Directions for future research

The above findings offer insight about some of the factors associated with repeat ED use among patients with psychiatric conditions receiving ICM and also give rise to lines of inquiry for future research. Foremost among these is characterizing discrete subgroups who are frequent ED presenters. There may be sharp differences among frequent ED presenters on the basis of psychiatric condition or demographic segment [4]. Moreover, need profiles may vary among frequent ED presenters who are episodic users of ED services and those who are chronic users. Understanding these distinctions will be key to tailoring generic program-based approaches like case management to the needs of distinct subgroups of patients with high ED utilization. A parallel line of inquiry might examine what specific case management program facets affect reductions in repeat ED use. Though research has started to examine the efficacy of case management as an intervention to reduce ED utilization, this research has been limited by a lack of data on program structures, processes and interventions. Indeed, differences in these program facets may, in part, account for mixed results across studies evaluating the effectiveness of case management to reduce repeated ED use.

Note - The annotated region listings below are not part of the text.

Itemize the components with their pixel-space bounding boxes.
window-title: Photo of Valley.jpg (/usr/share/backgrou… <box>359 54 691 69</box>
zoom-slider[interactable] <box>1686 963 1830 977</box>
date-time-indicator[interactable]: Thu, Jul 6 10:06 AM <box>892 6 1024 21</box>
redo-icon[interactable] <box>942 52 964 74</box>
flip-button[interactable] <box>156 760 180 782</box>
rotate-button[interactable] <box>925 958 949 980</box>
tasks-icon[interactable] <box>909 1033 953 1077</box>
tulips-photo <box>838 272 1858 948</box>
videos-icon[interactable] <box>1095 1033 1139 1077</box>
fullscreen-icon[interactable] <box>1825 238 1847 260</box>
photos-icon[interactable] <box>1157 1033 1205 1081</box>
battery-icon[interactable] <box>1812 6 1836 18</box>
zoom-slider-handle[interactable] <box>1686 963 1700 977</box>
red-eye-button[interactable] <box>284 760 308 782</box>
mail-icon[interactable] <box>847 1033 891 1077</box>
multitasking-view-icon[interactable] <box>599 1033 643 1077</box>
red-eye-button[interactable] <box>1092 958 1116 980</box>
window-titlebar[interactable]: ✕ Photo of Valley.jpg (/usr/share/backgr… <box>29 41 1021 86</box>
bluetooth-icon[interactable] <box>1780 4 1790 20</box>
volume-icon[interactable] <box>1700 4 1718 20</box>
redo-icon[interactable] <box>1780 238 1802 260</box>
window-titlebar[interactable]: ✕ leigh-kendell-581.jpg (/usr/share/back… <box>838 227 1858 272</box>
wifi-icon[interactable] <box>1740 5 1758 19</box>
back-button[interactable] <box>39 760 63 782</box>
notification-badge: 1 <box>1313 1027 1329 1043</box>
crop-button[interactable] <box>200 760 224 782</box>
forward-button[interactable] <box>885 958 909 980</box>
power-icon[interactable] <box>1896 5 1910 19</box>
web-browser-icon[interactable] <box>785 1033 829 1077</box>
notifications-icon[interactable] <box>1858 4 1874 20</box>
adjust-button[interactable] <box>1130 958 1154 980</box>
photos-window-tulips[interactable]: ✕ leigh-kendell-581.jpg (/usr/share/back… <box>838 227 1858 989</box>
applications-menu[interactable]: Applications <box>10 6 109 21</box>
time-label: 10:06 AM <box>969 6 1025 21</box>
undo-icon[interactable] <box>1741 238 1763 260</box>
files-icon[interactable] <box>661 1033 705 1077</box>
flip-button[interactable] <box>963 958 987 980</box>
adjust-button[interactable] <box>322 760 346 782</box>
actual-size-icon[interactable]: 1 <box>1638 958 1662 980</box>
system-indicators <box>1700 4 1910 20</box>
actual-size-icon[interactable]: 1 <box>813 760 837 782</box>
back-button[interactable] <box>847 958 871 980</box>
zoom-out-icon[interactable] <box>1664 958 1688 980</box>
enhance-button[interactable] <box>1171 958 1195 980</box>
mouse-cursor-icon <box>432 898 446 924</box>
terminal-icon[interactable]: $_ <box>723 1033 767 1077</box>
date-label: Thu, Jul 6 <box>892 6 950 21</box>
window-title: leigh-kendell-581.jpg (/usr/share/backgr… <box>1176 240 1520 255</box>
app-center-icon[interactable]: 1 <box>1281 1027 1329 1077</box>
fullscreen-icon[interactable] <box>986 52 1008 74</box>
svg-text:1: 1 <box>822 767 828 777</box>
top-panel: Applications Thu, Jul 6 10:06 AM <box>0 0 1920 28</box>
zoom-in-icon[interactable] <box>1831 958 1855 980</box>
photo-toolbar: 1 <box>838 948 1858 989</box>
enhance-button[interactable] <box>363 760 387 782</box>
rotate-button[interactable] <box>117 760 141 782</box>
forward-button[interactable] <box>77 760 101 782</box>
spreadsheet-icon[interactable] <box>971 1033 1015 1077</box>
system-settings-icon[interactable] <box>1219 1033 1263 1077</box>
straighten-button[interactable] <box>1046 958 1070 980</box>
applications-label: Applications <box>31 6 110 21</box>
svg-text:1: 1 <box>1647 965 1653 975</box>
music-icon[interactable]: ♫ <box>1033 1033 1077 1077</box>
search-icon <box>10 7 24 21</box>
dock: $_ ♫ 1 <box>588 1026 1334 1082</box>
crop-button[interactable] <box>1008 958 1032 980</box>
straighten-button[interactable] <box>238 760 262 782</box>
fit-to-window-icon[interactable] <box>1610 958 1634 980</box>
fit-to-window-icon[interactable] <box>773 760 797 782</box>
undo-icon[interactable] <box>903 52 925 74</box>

More work is needed to characterize these program facets and identify how they may affect reductions in ED use and for which clinical subgroups.

Conclusions

In sum, our findings showed a small subgroup within mental health case management who experience repeated ED use. This group may be composed of distinct subgroups with unique need profiles which may be better discerned by examining correlates of ED utilization among diagnostic subgroups and/or demographic population segments. In addition, they highlight the relative importance of dynamic risk factors related to unmet need over distal and static factors such as diagnosis. Moreover, these findings suggest that clinical rather than psychosocial needs have a stronger relationship with ED utilization among individuals receiving case management services. Specifically, needs related to psychotic symptomatology, substance use and safety risks were more strongly linked to repeated ED use. These may be important areas for intervention to engage repeat presenters in community-based care to alleviate pressure from costly hospital-based emergency services and better meet the needs of this service population.